Hydrogen has been misconceived as unsafe and explosive due to false impressions of the hydrogen bomb and several accidents falsely attributed to hydrogen, such as the Hindenburg disaster and the Apollo 13 problems. Following are brief descriptions of what actually happened in each of these situations:
A hydrogen (H2) bomb is created by the atomic fusion of H2, which generates a very high level of energy allowing it to explode. This is completely different from burning H2. When H2 burns chemically, it releases much less energy and will not explode. Without atomically fusing H2, it will not explode.
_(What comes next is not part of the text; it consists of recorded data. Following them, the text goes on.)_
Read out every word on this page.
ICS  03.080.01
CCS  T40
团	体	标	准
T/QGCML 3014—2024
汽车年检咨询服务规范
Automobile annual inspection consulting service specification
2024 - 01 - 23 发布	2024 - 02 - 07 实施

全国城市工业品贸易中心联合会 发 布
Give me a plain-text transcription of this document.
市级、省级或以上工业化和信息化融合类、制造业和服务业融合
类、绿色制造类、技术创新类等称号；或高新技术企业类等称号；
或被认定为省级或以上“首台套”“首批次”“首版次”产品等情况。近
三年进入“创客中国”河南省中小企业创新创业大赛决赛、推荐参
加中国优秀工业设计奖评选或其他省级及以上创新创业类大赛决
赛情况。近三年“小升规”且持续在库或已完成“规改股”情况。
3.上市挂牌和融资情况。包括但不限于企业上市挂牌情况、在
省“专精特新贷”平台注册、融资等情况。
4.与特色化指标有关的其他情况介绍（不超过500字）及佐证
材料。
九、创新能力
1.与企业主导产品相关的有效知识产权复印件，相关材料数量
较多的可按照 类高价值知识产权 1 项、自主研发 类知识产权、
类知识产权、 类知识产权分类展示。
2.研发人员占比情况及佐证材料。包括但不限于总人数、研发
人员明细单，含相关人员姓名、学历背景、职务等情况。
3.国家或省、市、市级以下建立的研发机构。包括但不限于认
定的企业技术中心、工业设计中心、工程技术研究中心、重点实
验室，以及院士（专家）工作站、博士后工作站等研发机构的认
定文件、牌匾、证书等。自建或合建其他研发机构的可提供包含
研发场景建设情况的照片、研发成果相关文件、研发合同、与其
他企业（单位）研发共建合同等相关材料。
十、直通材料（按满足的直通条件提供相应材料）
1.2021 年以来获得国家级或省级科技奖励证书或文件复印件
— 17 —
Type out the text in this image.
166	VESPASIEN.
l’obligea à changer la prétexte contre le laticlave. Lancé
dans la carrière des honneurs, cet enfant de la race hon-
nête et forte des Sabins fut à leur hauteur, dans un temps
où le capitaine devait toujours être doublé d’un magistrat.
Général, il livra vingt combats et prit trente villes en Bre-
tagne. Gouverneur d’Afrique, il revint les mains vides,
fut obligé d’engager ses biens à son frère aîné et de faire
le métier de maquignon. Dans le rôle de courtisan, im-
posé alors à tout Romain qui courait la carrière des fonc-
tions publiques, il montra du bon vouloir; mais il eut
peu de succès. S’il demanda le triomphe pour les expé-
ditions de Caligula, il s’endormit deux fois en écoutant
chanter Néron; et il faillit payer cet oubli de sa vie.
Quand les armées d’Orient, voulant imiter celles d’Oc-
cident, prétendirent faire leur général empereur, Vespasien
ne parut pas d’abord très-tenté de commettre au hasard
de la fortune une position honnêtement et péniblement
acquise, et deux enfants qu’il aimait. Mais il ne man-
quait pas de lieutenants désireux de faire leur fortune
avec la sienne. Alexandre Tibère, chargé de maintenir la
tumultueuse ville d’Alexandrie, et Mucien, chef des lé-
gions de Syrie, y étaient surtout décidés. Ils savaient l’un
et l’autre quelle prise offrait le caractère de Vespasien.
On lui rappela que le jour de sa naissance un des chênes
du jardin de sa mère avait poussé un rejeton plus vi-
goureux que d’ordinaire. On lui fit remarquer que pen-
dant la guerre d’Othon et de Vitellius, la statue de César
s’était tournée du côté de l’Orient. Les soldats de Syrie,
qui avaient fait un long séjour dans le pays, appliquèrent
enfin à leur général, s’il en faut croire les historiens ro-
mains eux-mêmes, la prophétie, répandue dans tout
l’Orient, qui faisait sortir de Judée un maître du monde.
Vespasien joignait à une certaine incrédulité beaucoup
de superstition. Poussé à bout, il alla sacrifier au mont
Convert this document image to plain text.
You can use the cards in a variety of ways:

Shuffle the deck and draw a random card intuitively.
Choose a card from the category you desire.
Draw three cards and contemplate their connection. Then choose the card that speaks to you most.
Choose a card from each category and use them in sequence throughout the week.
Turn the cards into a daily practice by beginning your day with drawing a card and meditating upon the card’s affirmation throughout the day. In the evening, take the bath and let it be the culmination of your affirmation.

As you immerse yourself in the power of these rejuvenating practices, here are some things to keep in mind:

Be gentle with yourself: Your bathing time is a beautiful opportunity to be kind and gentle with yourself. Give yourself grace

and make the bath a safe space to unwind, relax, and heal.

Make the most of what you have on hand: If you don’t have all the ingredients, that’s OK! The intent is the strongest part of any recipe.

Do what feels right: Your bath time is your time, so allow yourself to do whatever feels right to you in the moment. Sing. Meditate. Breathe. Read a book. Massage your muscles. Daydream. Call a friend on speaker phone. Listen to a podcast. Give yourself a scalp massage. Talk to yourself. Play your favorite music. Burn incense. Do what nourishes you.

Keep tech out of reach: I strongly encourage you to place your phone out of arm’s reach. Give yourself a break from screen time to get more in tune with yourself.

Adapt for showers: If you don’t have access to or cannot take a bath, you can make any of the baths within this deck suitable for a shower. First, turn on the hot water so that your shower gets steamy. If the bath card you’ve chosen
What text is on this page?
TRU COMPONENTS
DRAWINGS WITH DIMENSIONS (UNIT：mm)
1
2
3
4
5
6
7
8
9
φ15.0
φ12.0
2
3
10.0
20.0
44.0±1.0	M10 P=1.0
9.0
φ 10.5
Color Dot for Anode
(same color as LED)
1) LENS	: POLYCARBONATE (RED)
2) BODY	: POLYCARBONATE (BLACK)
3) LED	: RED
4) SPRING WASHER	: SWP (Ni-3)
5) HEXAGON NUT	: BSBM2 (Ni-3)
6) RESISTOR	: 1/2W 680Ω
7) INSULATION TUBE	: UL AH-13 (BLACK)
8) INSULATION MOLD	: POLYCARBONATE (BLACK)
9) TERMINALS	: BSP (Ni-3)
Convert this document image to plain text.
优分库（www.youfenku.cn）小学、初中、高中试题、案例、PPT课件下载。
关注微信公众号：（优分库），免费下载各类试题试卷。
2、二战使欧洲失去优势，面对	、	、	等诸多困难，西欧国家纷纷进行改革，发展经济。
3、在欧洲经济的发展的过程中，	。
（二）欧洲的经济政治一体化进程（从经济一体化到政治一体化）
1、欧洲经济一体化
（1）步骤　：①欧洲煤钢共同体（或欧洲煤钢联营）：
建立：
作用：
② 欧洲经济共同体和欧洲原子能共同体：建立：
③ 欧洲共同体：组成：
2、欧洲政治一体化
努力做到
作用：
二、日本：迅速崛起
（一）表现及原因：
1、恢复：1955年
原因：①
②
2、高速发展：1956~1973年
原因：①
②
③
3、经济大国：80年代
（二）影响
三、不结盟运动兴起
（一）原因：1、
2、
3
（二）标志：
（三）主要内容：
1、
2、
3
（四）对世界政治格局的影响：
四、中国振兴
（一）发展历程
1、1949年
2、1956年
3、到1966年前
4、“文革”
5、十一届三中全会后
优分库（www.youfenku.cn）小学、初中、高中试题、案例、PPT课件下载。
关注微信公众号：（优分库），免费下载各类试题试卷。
Studies by Addison Bain, a former NASA researcher, and William D. Van Vorst, a chemical engineer at UCLA, alleges that the Hindenburg dirigible fire started when the highly flammable coating covering the ship's cotton skin was ignited by an electrical discharge. The coating was made with aluminum particles and was highly flammable. The manner in which the skin was attached to the frame allowed a large electrostatic charge to build on the surface, and the highly charged skin passed the electric current to the frame.
Hydrogen Didn't Cause Hindenburg Fire, UCLA Engineer, Former NASA Researcher Find.
This paper provides an opinion on the cause of the Hindenburg disaster. It contains quotes from William D. Van Vorst, professor emeritus of chemical engineering at UCLA and Addison Bain, former manager, Hydrogen Programs Kennedy Space Center, NASA-the men who discovered the actual cause of the fire.
On April 11, 1970, NASA launched the Apollo 13 mission. Two days into the flight, fans inside the #2 oxygen tank were turned on, and the fan's wires shorted and caught on fire. The fire weakened the tank and the # 1 and #2 oxygen tanks exploded. The explosion was not related to the hydrogen fuel or fuel cells that provide fuel to the rockets.